She backs off because women are submissive in manga without exception. “It’s ok, don’t worry about it,” he says sweetly, “Once we start a family you’ll be so busy that you won’t even remember that you were once an agent, and there won’t be any time for your old habits.”

Fucking WOW. Holy shit, dude. Jump off a bridge. Raito has your name. You’re donezo.

Meanwhile, back at Casa de Raito, his giant Japanese Joker friend leers over his shoulder while he flips through his sacred notebook of pain and skulls. When asked if Raito intends to write Penber’s name in the book, he responds with a vague “Nope. I’ll write his name… yeah, next week.”

Since it would be suspicious if he wrote his name right here, right now. The guy can still be useful! He can… uh… tell me who else is in town from the FBI! Yeah. I’ll just invite him over for a game of Chutes and Ladders and he can tell me all of his secrets! We’re buddies now, you know.

Ryuuku’s response to this is a big “?”, which happens a lot. Too much. This death god sure isn’t on the ball that often.

“But for now it’s time for another prisoner to keep L company,” he smiles, likely devolving this series into a predictable episodic cycle of killing-a-guy and making-L-spin-his-wheels for dozens of chapters to come!

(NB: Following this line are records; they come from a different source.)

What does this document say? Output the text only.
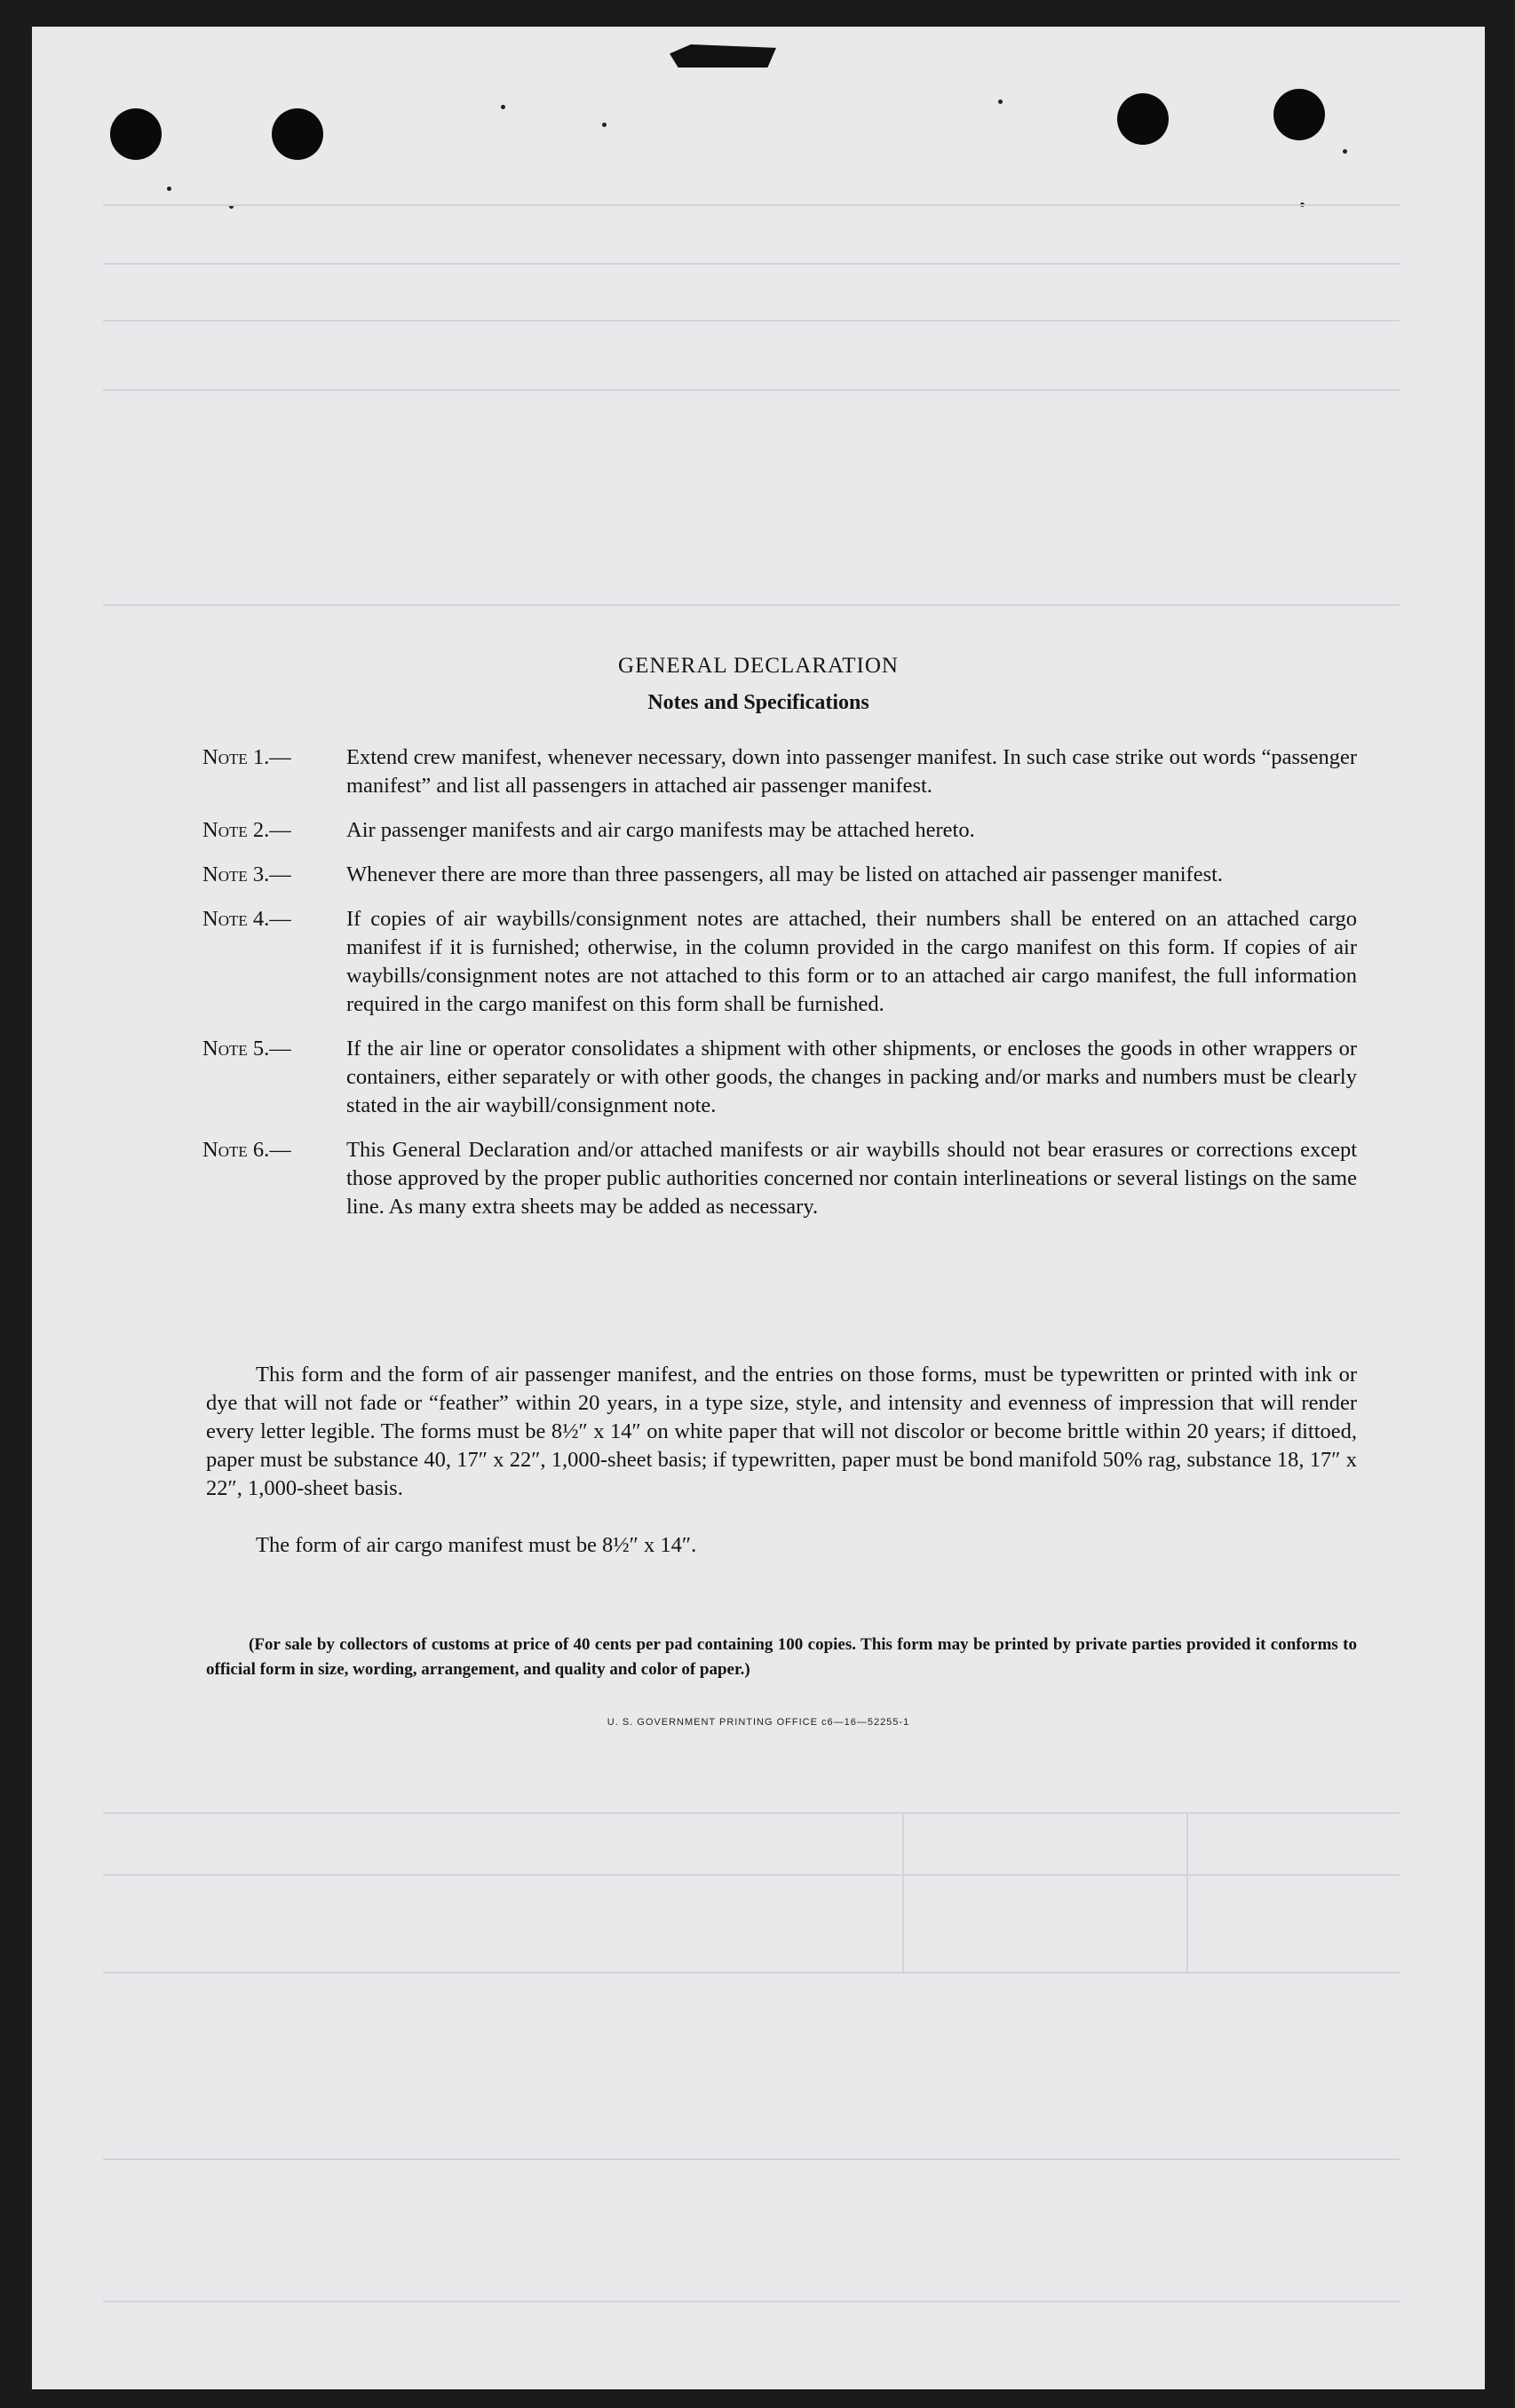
GENERAL DECLARATION
Notes and Specifications
Note 1.—	Extend crew manifest, whenever necessary, down into passenger manifest. In such case strike out words “passenger manifest” and list all passengers in attached air passenger manifest.
Note 2.—	Air passenger manifests and air cargo manifests may be attached hereto.
Note 3.—	Whenever there are more than three passengers, all may be listed on attached air passenger manifest.
Note 4.—	If copies of air waybills/consignment notes are attached, their numbers shall be entered on an attached cargo manifest if it is furnished; otherwise, in the column provided in the cargo manifest on this form. If copies of air waybills/consignment notes are not attached to this form or to an attached air cargo manifest, the full information required in the cargo manifest on this form shall be furnished.
Note 5.—	If the air line or operator consolidates a shipment with other shipments, or encloses the goods in other wrappers or containers, either separately or with other goods, the changes in packing and/or marks and numbers must be clearly stated in the air waybill/consignment note.
Note 6.—	This General Declaration and/or attached manifests or air waybills should not bear erasures or corrections except those approved by the proper public authorities concerned nor contain interlineations or several listings on the same line. As many extra sheets may be added as necessary.
This form and the form of air passenger manifest, and the entries on those forms, must be typewritten or printed with ink or dye that will not fade or “feather” within 20 years, in a type size, style, and intensity and evenness of impression that will render every letter legible. The forms must be 8½″ x 14″ on white paper that will not discolor or become brittle within 20 years; if dittoed, paper must be substance 40, 17″ x 22″, 1,000-sheet basis; if typewritten, paper must be bond manifold 50% rag, substance 18, 17″ x 22″, 1,000-sheet basis.
The form of air cargo manifest must be 8½″ x 14″.
(For sale by collectors of customs at price of 40 cents per pad containing 100 copies. This form may be printed by private parties provided it conforms to official form in size, wording, arrangement, and quality and color of paper.)
U. S. GOVERNMENT PRINTING OFFICE c6—16—52255-1
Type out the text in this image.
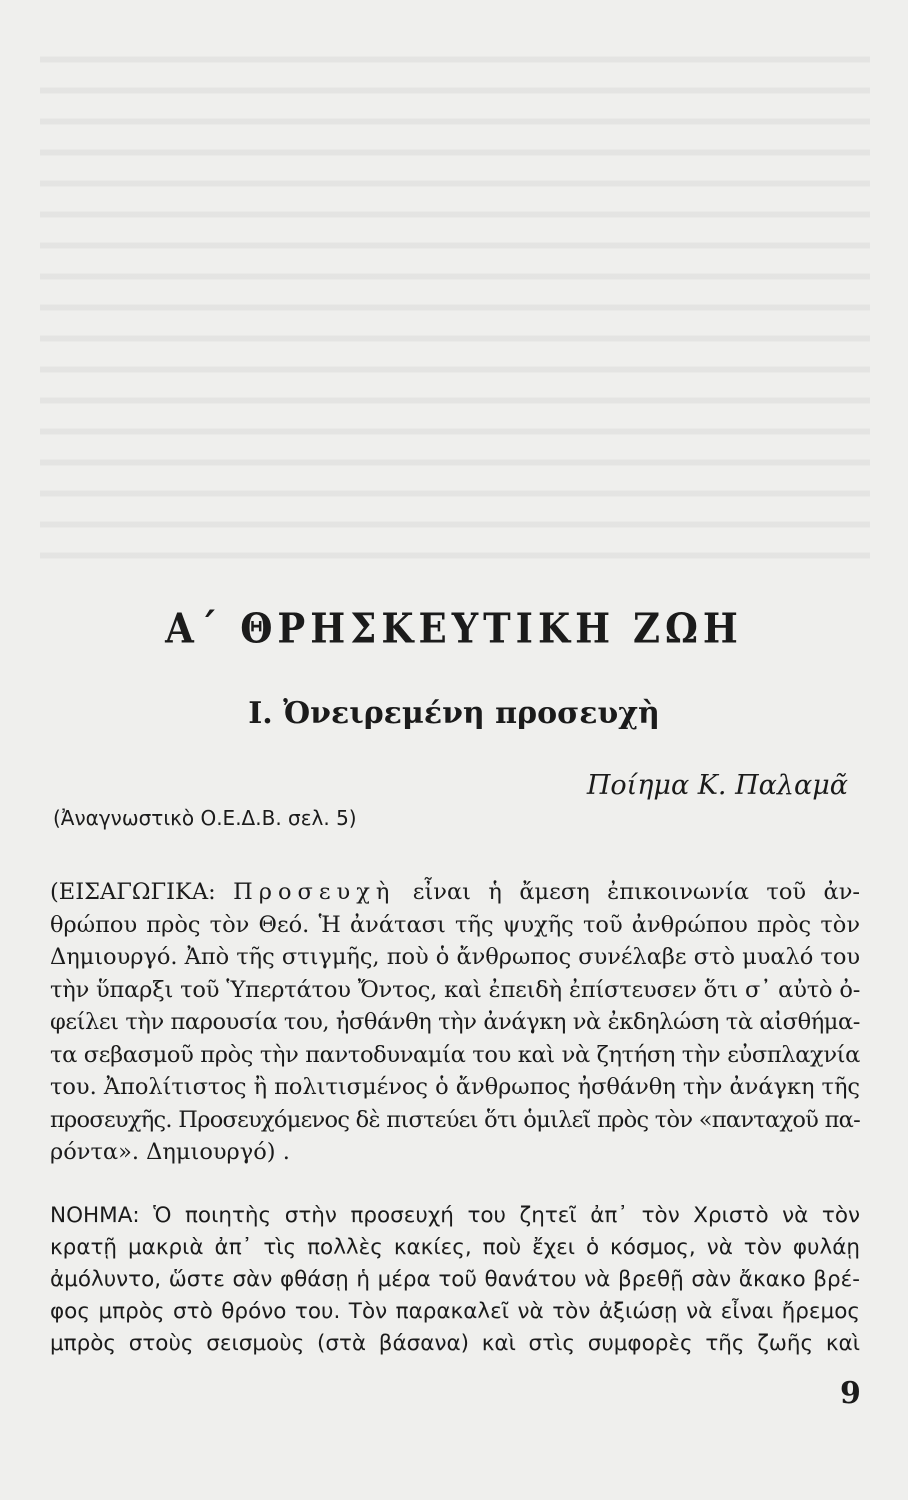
Α΄ ΘΡΗΣΚΕΥΤΙΚΗ ΖΩΗ
Ι. Ὀνειρεμένη προσευχὴ
Ποίημα Κ. Παλαμᾶ
(Ἀναγνωστικὸ Ο.Ε.Δ.Β. σελ. 5)
(ΕΙΣΑΓΩΓΙΚΑ: Προσευχὴ εἶναι ἡ ἄμεση ἐπικοινωνία τοῦ ἀν-
θρώπου πρὸς τὸν Θεό. Ἡ ἀνάτασι τῆς ψυχῆς τοῦ ἀνθρώπου πρὸς τὸν
Δημιουργό. Ἀπὸ τῆς στιγμῆς, ποὺ ὁ ἄνθρωπος συνέλαβε στὸ μυαλό του
τὴν ὕπαρξι τοῦ Ὑπερτάτου Ὄντος, καὶ ἐπειδὴ ἐπίστευσεν ὅτι σ᾽ αὐτὸ ὀ-
φείλει τὴν παρουσία του, ἠσθάνθη τὴν ἀνάγκη νὰ ἐκδηλώση τὰ αἰσθήμα-
τα σεβασμοῦ πρὸς τὴν παντοδυναμία του καὶ νὰ ζητήση τὴν εὐσπλαχνία
του. Ἀπολίτιστος ἢ πολιτισμένος ὁ ἄνθρωπος ἠσθάνθη τὴν ἀνάγκη τῆς
προσευχῆς. Προσευχόμενος δὲ πιστεύει ὅτι ὁμιλεῖ πρὸς τὸν «πανταχοῦ πα-
ρόντα». Δημιουργό) .
ΝΟΗΜΑ: Ὁ ποιητὴς στὴν προσευχή του ζητεῖ ἀπ᾽ τὸν Χριστὸ νὰ τὸν
κρατῇ μακριὰ ἀπ᾽ τὶς πολλὲς κακίες, ποὺ ἔχει ὁ κόσμος, νὰ τὸν φυλάῃ
ἀμόλυντο, ὥστε σὰν φθάσῃ ἡ μέρα τοῦ θανάτου νὰ βρεθῇ σὰν ἄκακο βρέ-
φος μπρὸς στὸ θρόνο του. Τὸν παρακαλεῖ νὰ τὸν ἀξιώσῃ νὰ εἶναι ἤρεμος
μπρὸς στοὺς σεισμοὺς (στὰ βάσανα) καὶ στὶς συμφορὲς τῆς ζωῆς καὶ
9
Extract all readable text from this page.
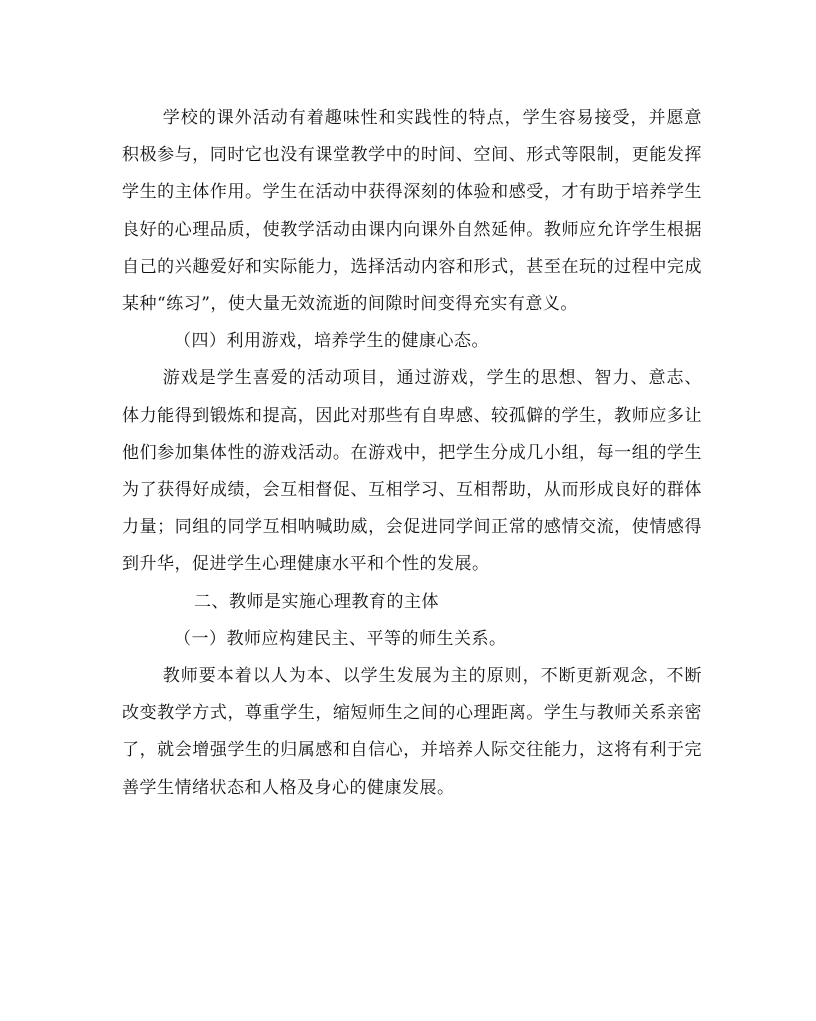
学校的课外活动有着趣味性和实践性的特点，学生容易接受，并愿意积极参与，同时它也没有课堂教学中的时间、空间、形式等限制，更能发挥学生的主体作用。学生在活动中获得深刻的体验和感受，才有助于培养学生良好的心理品质，使教学活动由课内向课外自然延伸。教师应允许学生根据自己的兴趣爱好和实际能力，选择活动内容和形式，甚至在玩的过程中完成某种“练习”，使大量无效流逝的间隙时间变得充实有意义。

（四）利用游戏，培养学生的健康心态。

游戏是学生喜爱的活动项目，通过游戏，学生的思想、智力、意志、体力能得到锻炼和提高，因此对那些有自卑感、较孤僻的学生，教师应多让他们参加集体性的游戏活动。在游戏中，把学生分成几小组，每一组的学生为了获得好成绩，会互相督促、互相学习、互相帮助，从而形成良好的群体力量；同组的同学互相呐喊助威，会促进同学间正常的感情交流，使情感得到升华，促进学生心理健康水平和个性的发展。

二、教师是实施心理教育的主体

（一）教师应构建民主、平等的师生关系。

教师要本着以人为本、以学生发展为主的原则，不断更新观念，不断改变教学方式，尊重学生，缩短师生之间的心理距离。学生与教师关系亲密了，就会增强学生的归属感和自信心，并培养人际交往能力，这将有利于完善学生情绪状态和人格及身心的健康发展。
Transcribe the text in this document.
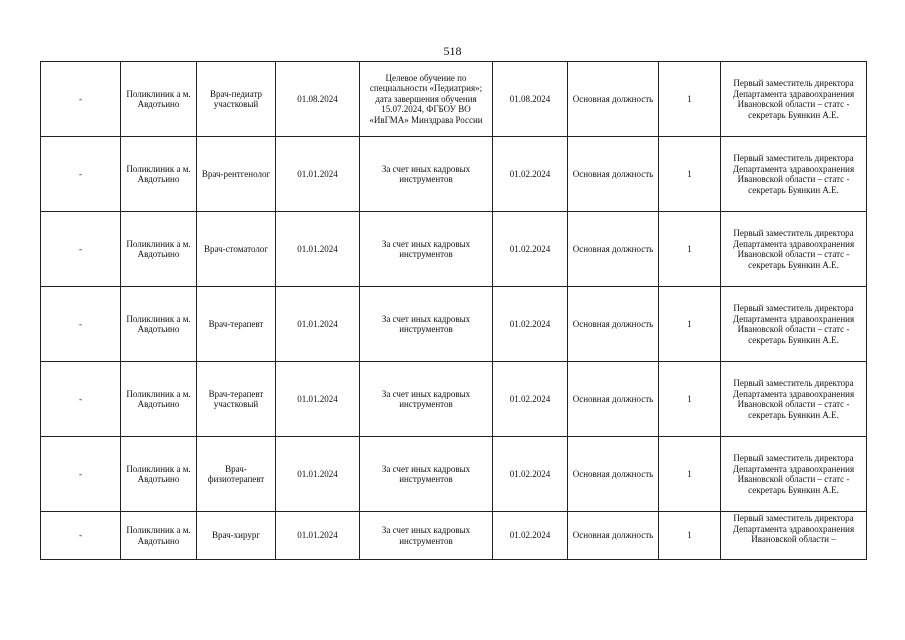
518
-	Поликлиник а м. Авдотьино	Врач-педиатр участковый	01.08.2024	Целевое обучение по специальности «Педиатрия»; дата завершения обучения 15.07.2024, ФГБОУ ВО «ИвГМА» Минздрава России	01.08.2024	Основная должность	1	Первый заместитель директора Департамента здравоохранения Ивановской области – статс - секретарь Буянкин А.Е.
-	Поликлиник а м. Авдотьино	Врач-рентгенолог	01.01.2024	За счет иных кадровых инструментов	01.02.2024	Основная должность	1	Первый заместитель директора Департамента здравоохранения Ивановской области – статс - секретарь Буянкин А.Е.
-	Поликлиник а м. Авдотьино	Врач-стоматолог	01.01.2024	За счет иных кадровых инструментов	01.02.2024	Основная должность	1	Первый заместитель директора Департамента здравоохранения Ивановской области – статс - секретарь Буянкин А.Е.
-	Поликлиник а м. Авдотьино	Врач-терапевт	01.01.2024	За счет иных кадровых инструментов	01.02.2024	Основная должность	1	Первый заместитель директора Департамента здравоохранения Ивановской области – статс - секретарь Буянкин А.Е.
-	Поликлиник а м. Авдотьино	Врач-терапевт участковый	01.01.2024	За счет иных кадровых инструментов	01.02.2024	Основная должность	1	Первый заместитель директора Департамента здравоохранения Ивановской области – статс - секретарь Буянкин А.Е.
-	Поликлиник а м. Авдотьино	Врач-физиотерапевт	01.01.2024	За счет иных кадровых инструментов	01.02.2024	Основная должность	1	Первый заместитель директора Департамента здравоохранения Ивановской области – статс - секретарь Буянкин А.Е.
-	Поликлиник а м. Авдотьино	Врач-хирург	01.01.2024	За счет иных кадровых инструментов	01.02.2024	Основная должность	1	Первый заместитель директора Департамента здравоохранения Ивановской области –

Immediately, he sends L on another goose chase, as promised. Watari informs L that there’s been another victim, and this one also wrote a suicide note just like that other guy from the thing! Watari sends him the note. It says a lot of stuff; that part doesn’t matter. What does matter is that the first letter of every line spells out the word “reapers”.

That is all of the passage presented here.